15. Kejutan Kecil

32.7K 1.8K 28
                                    

Aku tersenyum lebar memandang Raffa yang lahap memakan masakan yang ku buat. Aku sengaja membawa makan siang dari rumah saat akan ke rumah sakit.

Kemarin aku sudah mengajukan surat resign. Jason melihatku dengan tatapan agak kecewa karena aku berhenti. Tapi, mau bagaimana lagi. Aku menyayangi suamiku. Aku harus menuruti kata-katanya.

"Enak?" tanyaku.

Raffa mengangguk dan masih tetap mengunyah. Di tangan kirinya terdapat beberap lembar kertas. Dia makan sambil bekerja. Aku menghela nafas.

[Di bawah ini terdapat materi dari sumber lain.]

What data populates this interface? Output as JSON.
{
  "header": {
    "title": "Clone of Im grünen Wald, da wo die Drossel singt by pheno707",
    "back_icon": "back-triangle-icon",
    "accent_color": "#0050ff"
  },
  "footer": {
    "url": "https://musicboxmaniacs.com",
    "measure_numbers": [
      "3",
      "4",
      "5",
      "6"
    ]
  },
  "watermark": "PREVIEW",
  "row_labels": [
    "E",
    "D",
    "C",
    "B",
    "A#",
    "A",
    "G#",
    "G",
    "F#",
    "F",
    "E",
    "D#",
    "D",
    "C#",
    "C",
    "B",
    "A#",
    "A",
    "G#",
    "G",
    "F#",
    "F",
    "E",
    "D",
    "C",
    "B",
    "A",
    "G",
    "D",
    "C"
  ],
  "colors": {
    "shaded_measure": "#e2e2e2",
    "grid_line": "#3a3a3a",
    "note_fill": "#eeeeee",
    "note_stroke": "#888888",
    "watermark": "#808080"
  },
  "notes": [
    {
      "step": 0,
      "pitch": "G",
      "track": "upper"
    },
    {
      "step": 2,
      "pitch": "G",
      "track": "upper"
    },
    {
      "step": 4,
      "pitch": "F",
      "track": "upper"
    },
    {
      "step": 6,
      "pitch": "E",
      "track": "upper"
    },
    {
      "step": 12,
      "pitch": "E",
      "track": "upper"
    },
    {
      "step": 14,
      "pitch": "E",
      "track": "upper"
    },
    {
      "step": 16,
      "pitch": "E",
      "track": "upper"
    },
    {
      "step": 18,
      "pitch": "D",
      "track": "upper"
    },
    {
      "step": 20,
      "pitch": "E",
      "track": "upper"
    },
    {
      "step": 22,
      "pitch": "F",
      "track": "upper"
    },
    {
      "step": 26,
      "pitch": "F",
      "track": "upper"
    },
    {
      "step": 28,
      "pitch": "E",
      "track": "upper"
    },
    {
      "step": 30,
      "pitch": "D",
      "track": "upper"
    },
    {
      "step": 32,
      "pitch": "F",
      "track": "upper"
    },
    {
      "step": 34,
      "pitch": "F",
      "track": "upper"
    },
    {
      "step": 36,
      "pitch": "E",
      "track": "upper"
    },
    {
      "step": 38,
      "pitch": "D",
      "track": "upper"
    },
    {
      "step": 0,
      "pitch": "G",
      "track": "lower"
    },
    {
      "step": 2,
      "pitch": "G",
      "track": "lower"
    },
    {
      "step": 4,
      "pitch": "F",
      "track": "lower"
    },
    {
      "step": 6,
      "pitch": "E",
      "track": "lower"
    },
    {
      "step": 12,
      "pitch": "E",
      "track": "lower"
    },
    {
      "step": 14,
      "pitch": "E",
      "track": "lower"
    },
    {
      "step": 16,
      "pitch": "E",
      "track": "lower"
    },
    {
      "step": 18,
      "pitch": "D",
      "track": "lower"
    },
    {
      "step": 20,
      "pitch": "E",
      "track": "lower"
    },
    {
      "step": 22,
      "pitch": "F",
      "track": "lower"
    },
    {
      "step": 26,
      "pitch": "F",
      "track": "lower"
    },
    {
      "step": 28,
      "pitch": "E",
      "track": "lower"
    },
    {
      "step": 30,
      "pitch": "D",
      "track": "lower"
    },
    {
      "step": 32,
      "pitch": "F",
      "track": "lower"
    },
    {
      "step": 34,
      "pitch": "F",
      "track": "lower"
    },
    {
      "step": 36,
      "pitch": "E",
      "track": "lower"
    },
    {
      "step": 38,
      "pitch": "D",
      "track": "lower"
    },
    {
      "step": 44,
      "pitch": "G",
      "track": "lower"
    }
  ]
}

"Makan dulu, baru baca." Aku mengambil alih sendok dan berniat menyuapinya.

"Enaknya emang makan sambil kerja, Sayang," ucap Raffa santai.

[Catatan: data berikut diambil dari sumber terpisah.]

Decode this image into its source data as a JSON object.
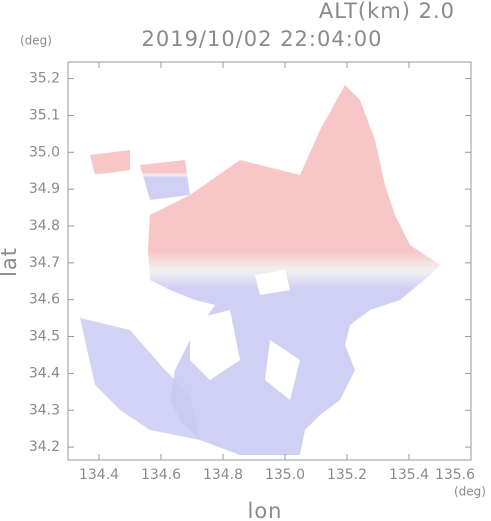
{
  "chart_data": {
    "type": "field",
    "title": "2019/10/02 22:04:00",
    "annotation": "ALT(km) 2.0",
    "xlabel": "lon",
    "ylabel": "lat",
    "xunit": "(deg)",
    "yunit": "(deg)",
    "xlim": [
      134.3,
      135.6
    ],
    "ylim": [
      34.165,
      35.245
    ],
    "xticks": [
      134.4,
      134.6,
      134.8,
      {
        "value": 135,
        "label": "135.0"
      },
      135.2,
      135.4,
      135.6
    ],
    "yticks": [
      34.2,
      34.3,
      34.4,
      34.5,
      34.6,
      34.7,
      34.8,
      34.9,
      {
        "value": 35,
        "label": "35.0"
      },
      35.1,
      35.2
    ],
    "colors": {
      "approaching": "#c8c8f2",
      "receding": "#f6bcbc"
    }
  }
}
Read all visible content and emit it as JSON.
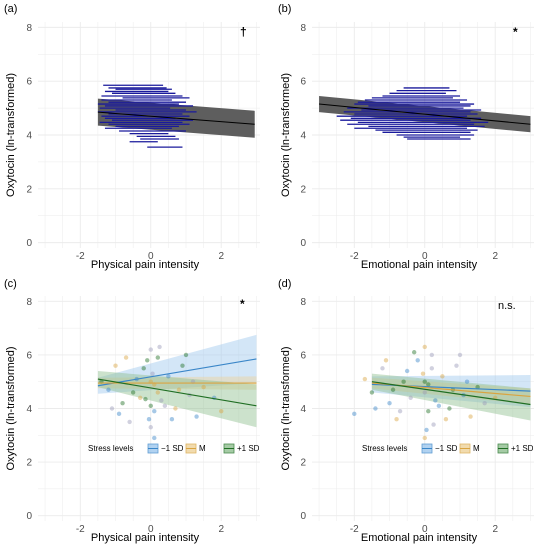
{
  "chart_data": [
    {
      "type": "scatter",
      "panel_label": "(a)",
      "xlabel": "Physical pain intensity",
      "ylabel": "Oxytocin (ln-transformed)",
      "xlim": [
        -3.2,
        3.1
      ],
      "ylim": [
        -0.2,
        8.2
      ],
      "x_ticks": [
        -2,
        0,
        2
      ],
      "y_ticks": [
        0,
        2,
        4,
        6,
        8
      ],
      "significance": "†",
      "regression": {
        "x": [
          -1.5,
          2.95
        ],
        "y": [
          4.85,
          4.4
        ],
        "band": 0.5,
        "color": "#000000",
        "band_color": "#555555"
      },
      "segments_color": "#1a1a9c",
      "segments": [
        [
          -1.35,
          0.35,
          5.85
        ],
        [
          -1.2,
          0.45,
          5.75
        ],
        [
          -1.0,
          0.6,
          5.7
        ],
        [
          -1.3,
          0.5,
          5.62
        ],
        [
          -1.1,
          0.7,
          5.55
        ],
        [
          -1.4,
          0.9,
          5.45
        ],
        [
          -0.8,
          1.1,
          5.38
        ],
        [
          -1.4,
          0.6,
          5.3
        ],
        [
          -1.2,
          1.0,
          5.22
        ],
        [
          -1.5,
          0.8,
          5.15
        ],
        [
          -1.3,
          1.2,
          5.08
        ],
        [
          -1.45,
          0.55,
          5.0
        ],
        [
          -1.0,
          1.0,
          4.93
        ],
        [
          -1.5,
          1.3,
          4.86
        ],
        [
          -1.2,
          0.9,
          4.78
        ],
        [
          -1.4,
          1.1,
          4.7
        ],
        [
          -1.3,
          0.7,
          4.62
        ],
        [
          -1.1,
          1.2,
          4.55
        ],
        [
          -1.45,
          0.9,
          4.47
        ],
        [
          -1.2,
          1.1,
          4.4
        ],
        [
          -1.0,
          0.8,
          4.32
        ],
        [
          -1.3,
          0.6,
          4.25
        ],
        [
          -0.9,
          1.0,
          4.15
        ],
        [
          -0.6,
          0.5,
          4.05
        ],
        [
          -0.4,
          0.7,
          3.95
        ],
        [
          -0.3,
          0.8,
          3.85
        ],
        [
          -0.6,
          0.2,
          3.75
        ],
        [
          -0.1,
          0.9,
          3.55
        ]
      ]
    },
    {
      "type": "scatter",
      "panel_label": "(b)",
      "xlabel": "Emotional pain intensity",
      "ylabel": "Oxytocin (ln-transformed)",
      "xlim": [
        -3.2,
        3.1
      ],
      "ylim": [
        -0.2,
        8.2
      ],
      "x_ticks": [
        -2,
        0,
        2
      ],
      "y_ticks": [
        0,
        2,
        4,
        6,
        8
      ],
      "significance": "*",
      "regression": {
        "x": [
          -3.0,
          3.0
        ],
        "y": [
          5.15,
          4.4
        ],
        "band": 0.3,
        "color": "#000000",
        "band_color": "#555555"
      },
      "segments_color": "#1a1a9c",
      "segments": [
        [
          -0.6,
          0.7,
          5.75
        ],
        [
          -0.8,
          0.9,
          5.65
        ],
        [
          -1.0,
          0.6,
          5.55
        ],
        [
          -1.2,
          1.0,
          5.45
        ],
        [
          -1.5,
          0.8,
          5.38
        ],
        [
          -1.7,
          1.2,
          5.3
        ],
        [
          -1.9,
          1.0,
          5.22
        ],
        [
          -2.0,
          1.4,
          5.15
        ],
        [
          -1.6,
          1.3,
          5.08
        ],
        [
          -2.2,
          1.1,
          5.0
        ],
        [
          -1.8,
          1.6,
          4.93
        ],
        [
          -2.3,
          1.3,
          4.86
        ],
        [
          -2.0,
          1.5,
          4.78
        ],
        [
          -2.5,
          1.2,
          4.7
        ],
        [
          -2.1,
          1.6,
          4.62
        ],
        [
          -2.4,
          1.3,
          4.55
        ],
        [
          -1.9,
          1.8,
          4.47
        ],
        [
          -2.2,
          1.4,
          4.4
        ],
        [
          -1.6,
          1.7,
          4.32
        ],
        [
          -2.0,
          1.2,
          4.25
        ],
        [
          -1.4,
          1.5,
          4.18
        ],
        [
          -1.2,
          1.3,
          4.1
        ],
        [
          -0.8,
          1.4,
          4.0
        ],
        [
          -0.6,
          1.0,
          3.92
        ],
        [
          -0.5,
          1.3,
          3.85
        ]
      ]
    },
    {
      "type": "scatter",
      "panel_label": "(c)",
      "xlabel": "Physical pain intensity",
      "ylabel": "Oxytocin (ln-transformed)",
      "xlim": [
        -3.2,
        3.1
      ],
      "ylim": [
        -0.2,
        8.2
      ],
      "x_ticks": [
        -2,
        0,
        2
      ],
      "y_ticks": [
        0,
        2,
        4,
        6,
        8
      ],
      "significance": "*",
      "legend": {
        "title": "Stress levels",
        "entries": [
          "−1 SD",
          "M",
          "+1 SD"
        ],
        "placement": "bottom"
      },
      "series": [
        {
          "name": "−1 SD",
          "color": "#3a86c8",
          "fill": "#9ec8ee",
          "x": [
            -1.5,
            3.0
          ],
          "y": [
            4.85,
            5.85
          ],
          "band": [
            0.3,
            0.9
          ]
        },
        {
          "name": "M",
          "color": "#d9a441",
          "fill": "#eed39a",
          "x": [
            -1.5,
            3.0
          ],
          "y": [
            4.95,
            4.95
          ],
          "band": [
            0.2,
            0.25
          ]
        },
        {
          "name": "+1 SD",
          "color": "#1f6e23",
          "fill": "#8fbf8f",
          "x": [
            -1.5,
            3.0
          ],
          "y": [
            5.1,
            4.1
          ],
          "band": [
            0.3,
            0.8
          ]
        }
      ],
      "points": [
        [
          -1.2,
          4.7
        ],
        [
          -1.0,
          5.6
        ],
        [
          -0.8,
          4.2
        ],
        [
          -0.6,
          3.5
        ],
        [
          -0.4,
          5.1
        ],
        [
          -0.3,
          4.4
        ],
        [
          -0.1,
          5.8
        ],
        [
          0.0,
          6.2
        ],
        [
          0.1,
          3.9
        ],
        [
          0.2,
          4.6
        ],
        [
          0.0,
          4.1
        ],
        [
          0.05,
          5.3
        ],
        [
          -0.05,
          3.6
        ],
        [
          0.1,
          4.9
        ],
        [
          -0.2,
          5.5
        ],
        [
          0.3,
          4.3
        ],
        [
          0.5,
          5.2
        ],
        [
          0.7,
          4.0
        ],
        [
          0.9,
          5.6
        ],
        [
          1.1,
          4.5
        ],
        [
          1.3,
          3.7
        ],
        [
          1.5,
          4.8
        ],
        [
          -1.4,
          5.0
        ],
        [
          -1.1,
          4.0
        ],
        [
          -0.9,
          3.8
        ],
        [
          -0.7,
          5.9
        ],
        [
          -0.5,
          4.6
        ],
        [
          0.0,
          3.3
        ],
        [
          0.1,
          2.9
        ],
        [
          0.0,
          5.0
        ],
        [
          0.2,
          5.9
        ],
        [
          0.4,
          4.1
        ],
        [
          0.6,
          3.6
        ],
        [
          0.8,
          4.7
        ],
        [
          1.0,
          6.0
        ],
        [
          1.2,
          5.0
        ],
        [
          1.8,
          4.4
        ],
        [
          2.0,
          3.9
        ],
        [
          -0.15,
          4.35
        ],
        [
          0.25,
          6.3
        ]
      ],
      "point_colors": [
        "#3a86c8",
        "#d9a441",
        "#1f6e23",
        "#9a9ab8"
      ]
    },
    {
      "type": "scatter",
      "panel_label": "(d)",
      "xlabel": "Emotional pain intensity",
      "ylabel": "Oxytocin (ln-transformed)",
      "xlim": [
        -3.2,
        3.1
      ],
      "ylim": [
        -0.2,
        8.2
      ],
      "x_ticks": [
        -2,
        0,
        2
      ],
      "y_ticks": [
        0,
        2,
        4,
        6,
        8
      ],
      "significance": "n.s.",
      "legend": {
        "title": "Stress levels",
        "entries": [
          "−1 SD",
          "M",
          "+1 SD"
        ],
        "placement": "bottom"
      },
      "series": [
        {
          "name": "−1 SD",
          "color": "#3a86c8",
          "fill": "#9ec8ee",
          "x": [
            -1.5,
            3.0
          ],
          "y": [
            4.9,
            4.65
          ],
          "band": [
            0.3,
            0.6
          ]
        },
        {
          "name": "M",
          "color": "#d9a441",
          "fill": "#eed39a",
          "x": [
            -1.5,
            3.0
          ],
          "y": [
            4.95,
            4.45
          ],
          "band": [
            0.2,
            0.3
          ]
        },
        {
          "name": "+1 SD",
          "color": "#1f6e23",
          "fill": "#8fbf8f",
          "x": [
            -1.5,
            3.0
          ],
          "y": [
            5.0,
            4.15
          ],
          "band": [
            0.3,
            0.6
          ]
        }
      ],
      "points": [
        [
          -2.0,
          3.8
        ],
        [
          -1.7,
          5.1
        ],
        [
          -1.5,
          4.6
        ],
        [
          -1.2,
          5.5
        ],
        [
          -1.0,
          4.2
        ],
        [
          -0.8,
          3.6
        ],
        [
          -0.6,
          5.0
        ],
        [
          -0.4,
          4.4
        ],
        [
          -0.2,
          5.8
        ],
        [
          0.0,
          6.3
        ],
        [
          0.1,
          3.9
        ],
        [
          0.0,
          4.6
        ],
        [
          0.05,
          3.2
        ],
        [
          -0.05,
          5.3
        ],
        [
          0.1,
          4.9
        ],
        [
          0.2,
          5.5
        ],
        [
          0.3,
          4.3
        ],
        [
          0.5,
          5.2
        ],
        [
          0.7,
          4.0
        ],
        [
          0.9,
          5.6
        ],
        [
          1.1,
          4.5
        ],
        [
          1.3,
          3.7
        ],
        [
          1.5,
          4.8
        ],
        [
          1.7,
          4.2
        ],
        [
          -1.4,
          4.0
        ],
        [
          -1.1,
          5.8
        ],
        [
          -0.9,
          4.7
        ],
        [
          -0.7,
          3.9
        ],
        [
          -0.5,
          5.4
        ],
        [
          0.0,
          2.9
        ],
        [
          0.0,
          5.0
        ],
        [
          0.2,
          6.0
        ],
        [
          0.4,
          4.1
        ],
        [
          0.6,
          3.6
        ],
        [
          0.8,
          4.7
        ],
        [
          1.0,
          6.0
        ],
        [
          1.2,
          5.0
        ],
        [
          2.0,
          4.4
        ],
        [
          -0.3,
          6.1
        ],
        [
          0.25,
          3.4
        ]
      ],
      "point_colors": [
        "#3a86c8",
        "#d9a441",
        "#1f6e23",
        "#9a9ab8"
      ]
    }
  ]
}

Aku menyendok nasi dan ayam tumis pedas, lalu menunggunya untuk buka mulut.

"Makan dulu deh, Mas." Ku tarik kertas di tangannya dan menyembunyikannya di dalam berkas.

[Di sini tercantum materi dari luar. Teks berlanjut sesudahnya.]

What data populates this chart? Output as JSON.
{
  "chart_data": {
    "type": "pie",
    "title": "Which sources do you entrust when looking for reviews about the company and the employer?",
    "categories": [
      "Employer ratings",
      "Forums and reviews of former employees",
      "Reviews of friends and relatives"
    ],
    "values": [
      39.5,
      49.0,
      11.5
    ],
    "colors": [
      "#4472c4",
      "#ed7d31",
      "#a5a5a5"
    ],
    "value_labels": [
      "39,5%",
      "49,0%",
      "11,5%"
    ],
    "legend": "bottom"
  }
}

Raffa melihatku sebal. "Sayang, Mas masih banyak pekerjaan lain. Jadi terpaksa harus kerja juga sekarang."

"Nggak, makan dulu. Atau aku pulang nih?" tanyaku. Aku dengan berani menatap matanya nyalang.

Dia diam dan malah memajukan wajahnya. Aku terkesiap dan memundurkan punggungku.

"Beneran mau pulang?" tanyanya dengan wajah menggoda. Aku memalingkan wajah. Dasar, dia malah membuatku tersipu malu.

"Mas nakal," kataku kesal sambil memukul bahunya.

"Tapi, kamu suka kan?" Raffa merangkulku dan jarak kami sangat dekat.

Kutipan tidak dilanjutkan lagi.